福聚講

平成20年6月に発起した福聚講のご案内を掲載します。

霊魂の話(折口信夫)・・その2

2017-02-21 | 法話
なるの信仰から生れた民譚
竹とり物語のかぐや姫は、此なるの、適切な例と見られる。此物語には、なると言ふ語は使つてないが、ないだけに、却つて信用が出来る様に思はれる。(先に「日本人は、ものゝ発生する姿には、原則として三段の順序があると考へた。外からやつて来るものがあつて、其が或期間ものゝ中に這入つて居り、やがて出現して此世の形をとる。此三段の順序を考へたのである。」と書いた。)
なよ竹のかぐや姫は、山の中の竹の、よ(節と節との間の空間)の中にやどつて育つた。其を竹とりの翁が見つけてつれて来る。此物語は、純粋の民間説話でなく、其をとつて平安朝に出来た物語であるから、自然作意がある。姫がどうして、竹のよの中に這入つたかなどゝ言ふことも言はれてはない。天で失敗があつて下界に降り、或期間を地上に居てまた天へ還つたといふ風に、きれいに作られてゐる。
類型の話は、猶幾つかある。桃太郎の話が、やはり其一つである。我々の考へから言へば、桃の中にどうして人が這入つたらうと疑はないでゐられないが、昔はそこまで考へる必要はなかつたのだ。此話では、桃の実が充実して来ると言ふ考へと、桃太郎が大きくなつて出て来る時期を待つて居ると言ふ考へとが、一つになつて居る。朝鮮には、卵から生れた英雄の話がたくさんある。日本と朝鮮とは、一部分共通して居る点がある。

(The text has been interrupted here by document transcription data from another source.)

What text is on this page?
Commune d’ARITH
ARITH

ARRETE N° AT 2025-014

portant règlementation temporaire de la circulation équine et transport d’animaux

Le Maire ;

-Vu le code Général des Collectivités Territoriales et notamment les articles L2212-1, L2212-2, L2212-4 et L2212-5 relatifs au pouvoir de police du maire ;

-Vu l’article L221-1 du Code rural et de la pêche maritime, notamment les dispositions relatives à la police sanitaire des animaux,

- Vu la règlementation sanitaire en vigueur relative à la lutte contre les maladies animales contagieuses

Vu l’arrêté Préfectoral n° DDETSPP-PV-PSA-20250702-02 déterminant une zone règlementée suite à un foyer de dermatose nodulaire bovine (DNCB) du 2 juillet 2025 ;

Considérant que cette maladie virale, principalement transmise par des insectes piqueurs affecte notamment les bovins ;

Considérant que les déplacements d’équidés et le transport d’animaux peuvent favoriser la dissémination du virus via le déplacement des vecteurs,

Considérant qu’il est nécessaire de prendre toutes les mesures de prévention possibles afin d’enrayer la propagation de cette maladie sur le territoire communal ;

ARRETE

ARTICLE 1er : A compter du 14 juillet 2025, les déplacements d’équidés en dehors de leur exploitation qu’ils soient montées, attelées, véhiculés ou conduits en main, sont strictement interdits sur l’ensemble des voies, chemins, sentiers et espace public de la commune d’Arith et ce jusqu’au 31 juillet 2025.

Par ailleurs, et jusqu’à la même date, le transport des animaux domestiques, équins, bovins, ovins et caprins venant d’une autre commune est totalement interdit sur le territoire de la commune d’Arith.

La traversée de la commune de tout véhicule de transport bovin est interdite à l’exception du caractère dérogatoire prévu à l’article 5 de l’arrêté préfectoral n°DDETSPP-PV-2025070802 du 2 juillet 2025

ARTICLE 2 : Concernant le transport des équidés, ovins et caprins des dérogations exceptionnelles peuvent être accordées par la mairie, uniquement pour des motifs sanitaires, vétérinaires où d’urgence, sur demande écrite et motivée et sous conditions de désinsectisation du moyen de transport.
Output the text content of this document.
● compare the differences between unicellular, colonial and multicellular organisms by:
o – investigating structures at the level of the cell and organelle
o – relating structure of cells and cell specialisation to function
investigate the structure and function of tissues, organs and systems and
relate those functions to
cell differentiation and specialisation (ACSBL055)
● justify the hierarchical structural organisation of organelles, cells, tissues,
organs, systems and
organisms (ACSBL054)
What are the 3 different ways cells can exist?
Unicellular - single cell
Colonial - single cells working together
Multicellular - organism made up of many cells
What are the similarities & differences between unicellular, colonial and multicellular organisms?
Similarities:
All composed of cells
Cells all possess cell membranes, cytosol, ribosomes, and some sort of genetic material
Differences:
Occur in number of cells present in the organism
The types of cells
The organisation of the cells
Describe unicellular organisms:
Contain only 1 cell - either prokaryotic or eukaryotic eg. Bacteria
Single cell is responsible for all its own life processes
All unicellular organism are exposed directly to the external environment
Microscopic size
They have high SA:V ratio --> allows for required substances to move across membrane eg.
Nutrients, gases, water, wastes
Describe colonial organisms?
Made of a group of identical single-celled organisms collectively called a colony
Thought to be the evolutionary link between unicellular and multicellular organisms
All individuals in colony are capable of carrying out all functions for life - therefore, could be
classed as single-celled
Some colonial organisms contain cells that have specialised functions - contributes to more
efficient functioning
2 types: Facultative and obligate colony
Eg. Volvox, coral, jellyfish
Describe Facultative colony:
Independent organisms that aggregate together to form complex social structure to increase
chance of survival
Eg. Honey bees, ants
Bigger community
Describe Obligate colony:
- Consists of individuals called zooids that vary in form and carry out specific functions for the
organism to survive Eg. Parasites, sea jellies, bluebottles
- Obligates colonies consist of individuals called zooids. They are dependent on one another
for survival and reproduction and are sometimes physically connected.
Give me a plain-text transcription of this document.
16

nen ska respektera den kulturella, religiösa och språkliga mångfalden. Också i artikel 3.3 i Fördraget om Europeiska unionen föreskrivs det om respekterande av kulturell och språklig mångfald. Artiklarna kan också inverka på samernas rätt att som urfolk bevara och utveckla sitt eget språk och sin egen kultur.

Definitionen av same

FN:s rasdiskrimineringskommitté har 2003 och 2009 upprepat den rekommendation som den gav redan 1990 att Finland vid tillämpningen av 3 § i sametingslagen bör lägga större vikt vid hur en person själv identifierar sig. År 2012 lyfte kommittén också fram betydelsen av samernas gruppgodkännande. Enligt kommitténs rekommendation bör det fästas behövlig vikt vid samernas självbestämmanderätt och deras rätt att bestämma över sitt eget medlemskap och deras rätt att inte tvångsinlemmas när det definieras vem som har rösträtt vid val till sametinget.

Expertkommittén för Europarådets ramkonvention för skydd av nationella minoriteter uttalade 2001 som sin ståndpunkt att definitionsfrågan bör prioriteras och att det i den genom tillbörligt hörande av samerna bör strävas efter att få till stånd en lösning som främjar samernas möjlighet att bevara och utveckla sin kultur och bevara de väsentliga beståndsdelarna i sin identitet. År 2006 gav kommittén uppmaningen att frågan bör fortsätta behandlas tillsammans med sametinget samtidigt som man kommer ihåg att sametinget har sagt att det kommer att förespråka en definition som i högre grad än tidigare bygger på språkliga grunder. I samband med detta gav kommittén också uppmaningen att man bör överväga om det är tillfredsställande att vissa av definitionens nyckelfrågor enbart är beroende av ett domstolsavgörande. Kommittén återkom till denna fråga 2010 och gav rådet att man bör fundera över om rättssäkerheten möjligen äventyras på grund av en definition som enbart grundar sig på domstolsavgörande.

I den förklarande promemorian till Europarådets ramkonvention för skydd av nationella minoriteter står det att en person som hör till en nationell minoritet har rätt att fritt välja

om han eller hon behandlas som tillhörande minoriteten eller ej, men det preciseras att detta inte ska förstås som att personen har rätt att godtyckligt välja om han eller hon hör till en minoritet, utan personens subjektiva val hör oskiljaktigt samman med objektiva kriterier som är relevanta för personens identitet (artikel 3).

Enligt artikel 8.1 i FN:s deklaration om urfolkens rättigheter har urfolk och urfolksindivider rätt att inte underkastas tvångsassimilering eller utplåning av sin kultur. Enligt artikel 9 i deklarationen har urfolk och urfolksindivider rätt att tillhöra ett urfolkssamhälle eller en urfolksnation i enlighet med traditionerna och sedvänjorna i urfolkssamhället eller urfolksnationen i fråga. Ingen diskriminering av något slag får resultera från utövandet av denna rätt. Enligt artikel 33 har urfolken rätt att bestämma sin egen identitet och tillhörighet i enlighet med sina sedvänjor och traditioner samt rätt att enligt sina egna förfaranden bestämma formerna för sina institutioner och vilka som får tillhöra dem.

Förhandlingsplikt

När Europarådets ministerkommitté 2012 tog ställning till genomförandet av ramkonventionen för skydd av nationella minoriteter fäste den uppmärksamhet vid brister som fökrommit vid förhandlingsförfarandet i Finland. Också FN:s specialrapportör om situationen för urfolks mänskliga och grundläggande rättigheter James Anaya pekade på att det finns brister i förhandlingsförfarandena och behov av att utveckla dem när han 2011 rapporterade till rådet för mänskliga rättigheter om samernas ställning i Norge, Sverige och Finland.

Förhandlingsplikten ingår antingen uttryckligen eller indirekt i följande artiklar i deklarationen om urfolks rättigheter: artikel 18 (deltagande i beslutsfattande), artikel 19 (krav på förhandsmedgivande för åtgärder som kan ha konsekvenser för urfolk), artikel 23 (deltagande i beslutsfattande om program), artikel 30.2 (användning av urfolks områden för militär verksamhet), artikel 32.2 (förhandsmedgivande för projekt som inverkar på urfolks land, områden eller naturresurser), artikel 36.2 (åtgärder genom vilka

あめのひぼこ(『日本書紀では、垂仁天皇3年3月条において新羅王子の「天日槍」が渡来したと記す)は、朝鮮からやつて来た神だが、やはり卵の話に関聯して居る。(古事記では「あまのひこぼ」は妻としていた赤玉が難波に来たのを追って来日したという) 卵の話は、日本にも全然ない事はないが、日本には、卵でなく、もつと外の容れ物があつた。瓜に代表させていゝと思ふが、瓜といふと、平安朝頃まではまくわの事で、喰べられるものゝ事を言うた。古くは、主としてひさごを考へた。其ひさごの実が、だん/\膨れて来て、やがてぽんとはじける時がくる。其は其中に、或ものが育つて居ると考へたのである。
更にかうした話は、もつと異つた形でも残つて居る。聖徳太子に仕へ、中世以後の日本の民俗芸術の祖と謂はれて居る、秦ノ河勝(用明天皇2年(587年)に発生した丁未の乱で、物部守屋の追討戦に従軍し、聖徳太子を守護しつつ守屋の首を斬ったという。推古天皇11年(603年)、聖徳太子より弥勒菩薩半跏思惟像を賜り、蜂岡寺を建てそれを安置したと伝える)には、壺の中に這入つて三輪川を流れて来た、との伝説が附随して居る。此壺には、蓋があつた。桃太郎の話よりは、多少進化した形と見られる。